– Terra à vista! – gritou o homem da proa.
Lúcia, que conversava com Rince na popa, correu escada abaixo e, no caminho, encontrou Edmundo. Quando chegaram ao castelo da proa, Caspian, Ripchip e Drinian já estavam lá.
A manhã era fria, com o céu muito pálido e o mar azul-escuro com pequenas cristas brancas de espuma. Longe, avistava-se a mais próxima das Ilhas Solitárias, Felimate, como montanha verde no meio do mar, e, mais longe ainda, as vertentes cinzentas de sua irmã Durne.
– Sempre a mesma Felimate! Sempre a mesma Durne! – exclamou Lúcia, batendo palmas. – Oh, Edmundo, faz tanto tempo que estivemos aqui!
– Nunca entendi por que pertencem a Nárnia – disse Caspian. – Foram conquistadas pelo Grande Rei Pedro?
– Não! – respondeu Edmundo. – Já pertenciam a Nárnia antes disso, desde o tempo da Feiticeira Branca.

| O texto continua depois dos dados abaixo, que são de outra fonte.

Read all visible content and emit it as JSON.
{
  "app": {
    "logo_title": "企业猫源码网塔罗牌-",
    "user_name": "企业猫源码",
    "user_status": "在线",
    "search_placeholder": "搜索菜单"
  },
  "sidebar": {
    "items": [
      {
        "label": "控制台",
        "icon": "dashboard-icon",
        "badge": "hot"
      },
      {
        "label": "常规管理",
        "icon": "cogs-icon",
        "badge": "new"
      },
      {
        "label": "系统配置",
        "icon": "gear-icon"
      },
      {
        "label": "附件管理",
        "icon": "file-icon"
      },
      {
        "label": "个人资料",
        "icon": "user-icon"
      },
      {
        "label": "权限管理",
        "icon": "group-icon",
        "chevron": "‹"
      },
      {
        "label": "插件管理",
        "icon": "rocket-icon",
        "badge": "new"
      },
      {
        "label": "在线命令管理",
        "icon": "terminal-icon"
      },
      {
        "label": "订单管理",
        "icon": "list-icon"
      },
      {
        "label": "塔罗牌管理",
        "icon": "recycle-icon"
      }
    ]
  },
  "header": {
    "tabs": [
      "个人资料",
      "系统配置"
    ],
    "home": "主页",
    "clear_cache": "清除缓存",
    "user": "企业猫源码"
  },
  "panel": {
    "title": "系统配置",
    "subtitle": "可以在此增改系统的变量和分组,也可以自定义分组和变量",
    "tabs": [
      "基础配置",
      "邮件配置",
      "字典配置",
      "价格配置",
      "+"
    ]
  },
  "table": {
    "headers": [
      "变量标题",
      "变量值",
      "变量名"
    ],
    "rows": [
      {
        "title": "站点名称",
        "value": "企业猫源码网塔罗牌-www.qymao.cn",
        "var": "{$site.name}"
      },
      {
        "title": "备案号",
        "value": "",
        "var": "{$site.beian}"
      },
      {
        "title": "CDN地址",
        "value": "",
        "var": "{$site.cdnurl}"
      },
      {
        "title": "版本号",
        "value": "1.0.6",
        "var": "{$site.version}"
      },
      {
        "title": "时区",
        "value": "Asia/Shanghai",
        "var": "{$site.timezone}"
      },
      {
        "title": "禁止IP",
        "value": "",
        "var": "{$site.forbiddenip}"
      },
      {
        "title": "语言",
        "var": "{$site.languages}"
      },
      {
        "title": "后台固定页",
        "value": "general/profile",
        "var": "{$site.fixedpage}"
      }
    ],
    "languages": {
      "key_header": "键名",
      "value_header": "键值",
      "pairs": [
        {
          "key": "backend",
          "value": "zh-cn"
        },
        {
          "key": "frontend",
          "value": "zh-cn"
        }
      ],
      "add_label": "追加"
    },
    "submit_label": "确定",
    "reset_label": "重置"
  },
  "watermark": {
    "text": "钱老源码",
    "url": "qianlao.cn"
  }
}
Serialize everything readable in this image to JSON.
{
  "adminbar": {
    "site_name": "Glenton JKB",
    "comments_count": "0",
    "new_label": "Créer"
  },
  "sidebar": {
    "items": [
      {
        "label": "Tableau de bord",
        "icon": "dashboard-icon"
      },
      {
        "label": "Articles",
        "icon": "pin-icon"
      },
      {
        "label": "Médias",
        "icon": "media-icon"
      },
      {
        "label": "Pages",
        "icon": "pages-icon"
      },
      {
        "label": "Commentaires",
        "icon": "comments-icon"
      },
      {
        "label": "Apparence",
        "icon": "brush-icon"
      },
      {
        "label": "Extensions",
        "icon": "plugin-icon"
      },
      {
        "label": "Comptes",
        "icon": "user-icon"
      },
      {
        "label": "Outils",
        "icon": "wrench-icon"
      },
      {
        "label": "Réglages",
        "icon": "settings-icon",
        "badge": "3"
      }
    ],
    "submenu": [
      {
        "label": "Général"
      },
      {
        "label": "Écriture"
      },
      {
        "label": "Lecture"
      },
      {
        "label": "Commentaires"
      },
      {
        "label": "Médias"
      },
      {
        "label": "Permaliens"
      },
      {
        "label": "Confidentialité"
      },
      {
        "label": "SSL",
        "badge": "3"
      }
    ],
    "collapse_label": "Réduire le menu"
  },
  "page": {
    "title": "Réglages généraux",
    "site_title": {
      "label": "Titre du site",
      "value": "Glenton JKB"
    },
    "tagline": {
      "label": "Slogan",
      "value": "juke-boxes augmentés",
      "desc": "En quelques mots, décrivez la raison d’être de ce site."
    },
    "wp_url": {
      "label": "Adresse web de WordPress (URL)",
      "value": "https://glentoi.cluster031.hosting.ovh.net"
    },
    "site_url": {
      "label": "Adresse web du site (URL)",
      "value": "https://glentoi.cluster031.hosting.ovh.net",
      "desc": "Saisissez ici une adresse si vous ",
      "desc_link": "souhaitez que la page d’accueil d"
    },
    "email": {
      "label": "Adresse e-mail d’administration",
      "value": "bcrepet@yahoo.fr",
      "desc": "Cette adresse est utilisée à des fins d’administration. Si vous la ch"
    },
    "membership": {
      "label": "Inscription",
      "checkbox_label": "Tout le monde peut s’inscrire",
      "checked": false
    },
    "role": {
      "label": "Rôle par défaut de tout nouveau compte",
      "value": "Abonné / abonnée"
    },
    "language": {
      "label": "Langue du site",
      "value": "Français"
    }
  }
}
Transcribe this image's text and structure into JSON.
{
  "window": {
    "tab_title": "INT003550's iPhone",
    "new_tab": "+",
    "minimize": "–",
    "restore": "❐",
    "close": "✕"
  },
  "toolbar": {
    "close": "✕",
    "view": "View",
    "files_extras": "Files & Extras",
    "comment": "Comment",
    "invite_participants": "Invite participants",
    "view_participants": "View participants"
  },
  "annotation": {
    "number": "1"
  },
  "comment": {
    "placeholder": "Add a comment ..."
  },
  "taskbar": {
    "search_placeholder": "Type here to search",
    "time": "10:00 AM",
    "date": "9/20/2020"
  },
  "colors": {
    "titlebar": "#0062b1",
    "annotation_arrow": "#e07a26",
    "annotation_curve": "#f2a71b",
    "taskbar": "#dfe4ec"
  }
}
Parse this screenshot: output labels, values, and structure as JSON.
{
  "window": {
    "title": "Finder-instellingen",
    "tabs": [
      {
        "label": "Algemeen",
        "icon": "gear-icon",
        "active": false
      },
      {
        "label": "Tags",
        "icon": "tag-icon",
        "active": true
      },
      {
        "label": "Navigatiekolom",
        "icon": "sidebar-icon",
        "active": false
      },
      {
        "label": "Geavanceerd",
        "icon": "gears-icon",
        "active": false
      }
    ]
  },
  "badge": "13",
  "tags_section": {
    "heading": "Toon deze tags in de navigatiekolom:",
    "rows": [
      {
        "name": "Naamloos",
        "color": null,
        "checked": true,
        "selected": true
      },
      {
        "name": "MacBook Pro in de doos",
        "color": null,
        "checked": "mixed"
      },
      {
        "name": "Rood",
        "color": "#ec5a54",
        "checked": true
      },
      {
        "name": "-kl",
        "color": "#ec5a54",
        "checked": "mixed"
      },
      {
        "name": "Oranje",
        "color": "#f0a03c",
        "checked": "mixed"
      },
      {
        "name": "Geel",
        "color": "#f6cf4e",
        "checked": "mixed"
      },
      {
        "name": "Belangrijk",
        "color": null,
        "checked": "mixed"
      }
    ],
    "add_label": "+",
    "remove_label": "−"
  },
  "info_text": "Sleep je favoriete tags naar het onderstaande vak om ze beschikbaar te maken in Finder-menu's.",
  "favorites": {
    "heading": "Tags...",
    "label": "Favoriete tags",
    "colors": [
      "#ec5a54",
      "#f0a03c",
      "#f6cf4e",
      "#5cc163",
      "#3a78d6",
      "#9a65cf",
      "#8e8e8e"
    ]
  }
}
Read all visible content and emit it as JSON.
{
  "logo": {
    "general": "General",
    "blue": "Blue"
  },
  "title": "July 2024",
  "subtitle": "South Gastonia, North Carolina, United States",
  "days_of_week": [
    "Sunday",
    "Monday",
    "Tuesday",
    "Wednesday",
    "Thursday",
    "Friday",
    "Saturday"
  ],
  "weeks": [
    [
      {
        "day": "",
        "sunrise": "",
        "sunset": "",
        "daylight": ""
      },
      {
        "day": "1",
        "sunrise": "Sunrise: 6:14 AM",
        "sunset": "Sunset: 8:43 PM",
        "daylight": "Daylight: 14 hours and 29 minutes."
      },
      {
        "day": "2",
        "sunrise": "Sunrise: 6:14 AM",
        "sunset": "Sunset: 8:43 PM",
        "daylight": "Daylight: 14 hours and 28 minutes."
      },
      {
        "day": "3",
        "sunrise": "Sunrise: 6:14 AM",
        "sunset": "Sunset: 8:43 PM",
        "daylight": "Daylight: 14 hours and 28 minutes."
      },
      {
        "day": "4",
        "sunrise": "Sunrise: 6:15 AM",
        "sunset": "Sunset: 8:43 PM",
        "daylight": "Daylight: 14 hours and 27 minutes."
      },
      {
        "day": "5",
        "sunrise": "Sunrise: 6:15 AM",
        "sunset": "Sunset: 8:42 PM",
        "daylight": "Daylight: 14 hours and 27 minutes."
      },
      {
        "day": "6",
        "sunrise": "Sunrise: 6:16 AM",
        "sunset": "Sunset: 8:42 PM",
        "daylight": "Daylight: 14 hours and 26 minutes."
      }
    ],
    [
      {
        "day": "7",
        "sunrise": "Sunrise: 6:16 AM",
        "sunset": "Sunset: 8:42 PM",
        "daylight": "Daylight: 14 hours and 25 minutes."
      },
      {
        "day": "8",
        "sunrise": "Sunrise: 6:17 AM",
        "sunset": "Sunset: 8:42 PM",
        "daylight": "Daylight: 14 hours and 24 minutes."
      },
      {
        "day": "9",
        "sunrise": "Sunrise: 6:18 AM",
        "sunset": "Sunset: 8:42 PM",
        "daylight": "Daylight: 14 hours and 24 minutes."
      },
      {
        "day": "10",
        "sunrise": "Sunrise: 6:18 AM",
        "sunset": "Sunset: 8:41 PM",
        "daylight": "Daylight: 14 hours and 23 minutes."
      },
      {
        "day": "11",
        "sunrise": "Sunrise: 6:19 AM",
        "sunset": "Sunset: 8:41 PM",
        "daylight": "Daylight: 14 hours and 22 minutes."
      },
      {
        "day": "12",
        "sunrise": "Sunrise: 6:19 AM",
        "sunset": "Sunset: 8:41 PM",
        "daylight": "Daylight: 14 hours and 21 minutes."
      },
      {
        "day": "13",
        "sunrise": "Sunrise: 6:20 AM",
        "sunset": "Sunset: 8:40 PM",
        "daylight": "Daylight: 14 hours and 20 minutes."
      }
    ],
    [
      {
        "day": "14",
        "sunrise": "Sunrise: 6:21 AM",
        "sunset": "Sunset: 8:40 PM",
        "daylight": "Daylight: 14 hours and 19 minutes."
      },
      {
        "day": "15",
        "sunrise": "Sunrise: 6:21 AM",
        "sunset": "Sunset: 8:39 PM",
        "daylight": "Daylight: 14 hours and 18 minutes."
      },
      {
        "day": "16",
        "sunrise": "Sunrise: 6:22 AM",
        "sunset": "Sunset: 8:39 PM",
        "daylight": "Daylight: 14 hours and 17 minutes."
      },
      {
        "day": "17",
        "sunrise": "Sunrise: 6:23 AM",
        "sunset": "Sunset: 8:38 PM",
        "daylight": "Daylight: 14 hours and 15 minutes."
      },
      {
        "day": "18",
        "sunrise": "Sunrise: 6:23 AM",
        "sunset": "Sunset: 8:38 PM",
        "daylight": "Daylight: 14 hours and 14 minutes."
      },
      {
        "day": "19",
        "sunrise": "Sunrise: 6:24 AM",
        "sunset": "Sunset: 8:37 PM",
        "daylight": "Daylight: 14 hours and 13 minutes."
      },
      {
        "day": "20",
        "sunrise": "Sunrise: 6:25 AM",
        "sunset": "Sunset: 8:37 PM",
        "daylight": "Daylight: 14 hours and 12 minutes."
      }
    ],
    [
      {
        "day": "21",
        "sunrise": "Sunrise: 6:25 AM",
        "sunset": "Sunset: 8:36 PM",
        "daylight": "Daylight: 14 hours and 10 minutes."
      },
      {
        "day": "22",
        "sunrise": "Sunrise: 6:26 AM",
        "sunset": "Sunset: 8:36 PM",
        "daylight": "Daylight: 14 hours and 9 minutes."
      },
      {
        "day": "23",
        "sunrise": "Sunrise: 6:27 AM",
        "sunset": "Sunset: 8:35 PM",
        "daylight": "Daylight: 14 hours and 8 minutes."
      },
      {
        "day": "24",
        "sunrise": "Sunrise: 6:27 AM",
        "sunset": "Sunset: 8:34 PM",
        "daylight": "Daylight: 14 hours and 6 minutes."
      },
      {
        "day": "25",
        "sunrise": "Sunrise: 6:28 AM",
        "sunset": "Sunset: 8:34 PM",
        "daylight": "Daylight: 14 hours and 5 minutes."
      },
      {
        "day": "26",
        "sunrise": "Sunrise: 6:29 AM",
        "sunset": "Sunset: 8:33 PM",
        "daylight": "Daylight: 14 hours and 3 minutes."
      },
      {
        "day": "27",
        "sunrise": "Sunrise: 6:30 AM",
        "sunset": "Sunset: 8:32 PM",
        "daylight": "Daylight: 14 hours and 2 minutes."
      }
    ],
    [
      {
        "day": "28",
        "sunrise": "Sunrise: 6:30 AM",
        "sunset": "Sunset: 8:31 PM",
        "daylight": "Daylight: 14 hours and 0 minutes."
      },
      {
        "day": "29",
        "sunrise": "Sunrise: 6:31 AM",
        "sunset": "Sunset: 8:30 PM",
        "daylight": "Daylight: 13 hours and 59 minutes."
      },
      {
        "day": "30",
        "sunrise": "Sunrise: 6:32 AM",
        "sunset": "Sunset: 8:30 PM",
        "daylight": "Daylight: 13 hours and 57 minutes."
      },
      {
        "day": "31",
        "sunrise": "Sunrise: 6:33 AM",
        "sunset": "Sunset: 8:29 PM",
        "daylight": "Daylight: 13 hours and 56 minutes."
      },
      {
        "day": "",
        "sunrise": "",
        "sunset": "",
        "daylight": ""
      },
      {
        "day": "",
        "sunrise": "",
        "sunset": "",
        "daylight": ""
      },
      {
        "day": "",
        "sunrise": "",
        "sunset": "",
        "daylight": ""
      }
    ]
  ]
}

De minha parte, nunca soube por que essas ilhas afastadas passaram a pertencer à coroa de Nárnia; se algum dia souber e se a história tiver realmente interesse, hei de narrá-la em outro livro.
– Vamos lançar âncora aqui? – perguntou Drinian.
– Acho que não vale a pena desembarcar em Felimate – disse Edmundo. – Era quase desabitada no nosso tempo e acho que não mudou.
O povo vivia principalmente em Durne e um pouco em Avra, a terceira ilha, que não se vê daqui.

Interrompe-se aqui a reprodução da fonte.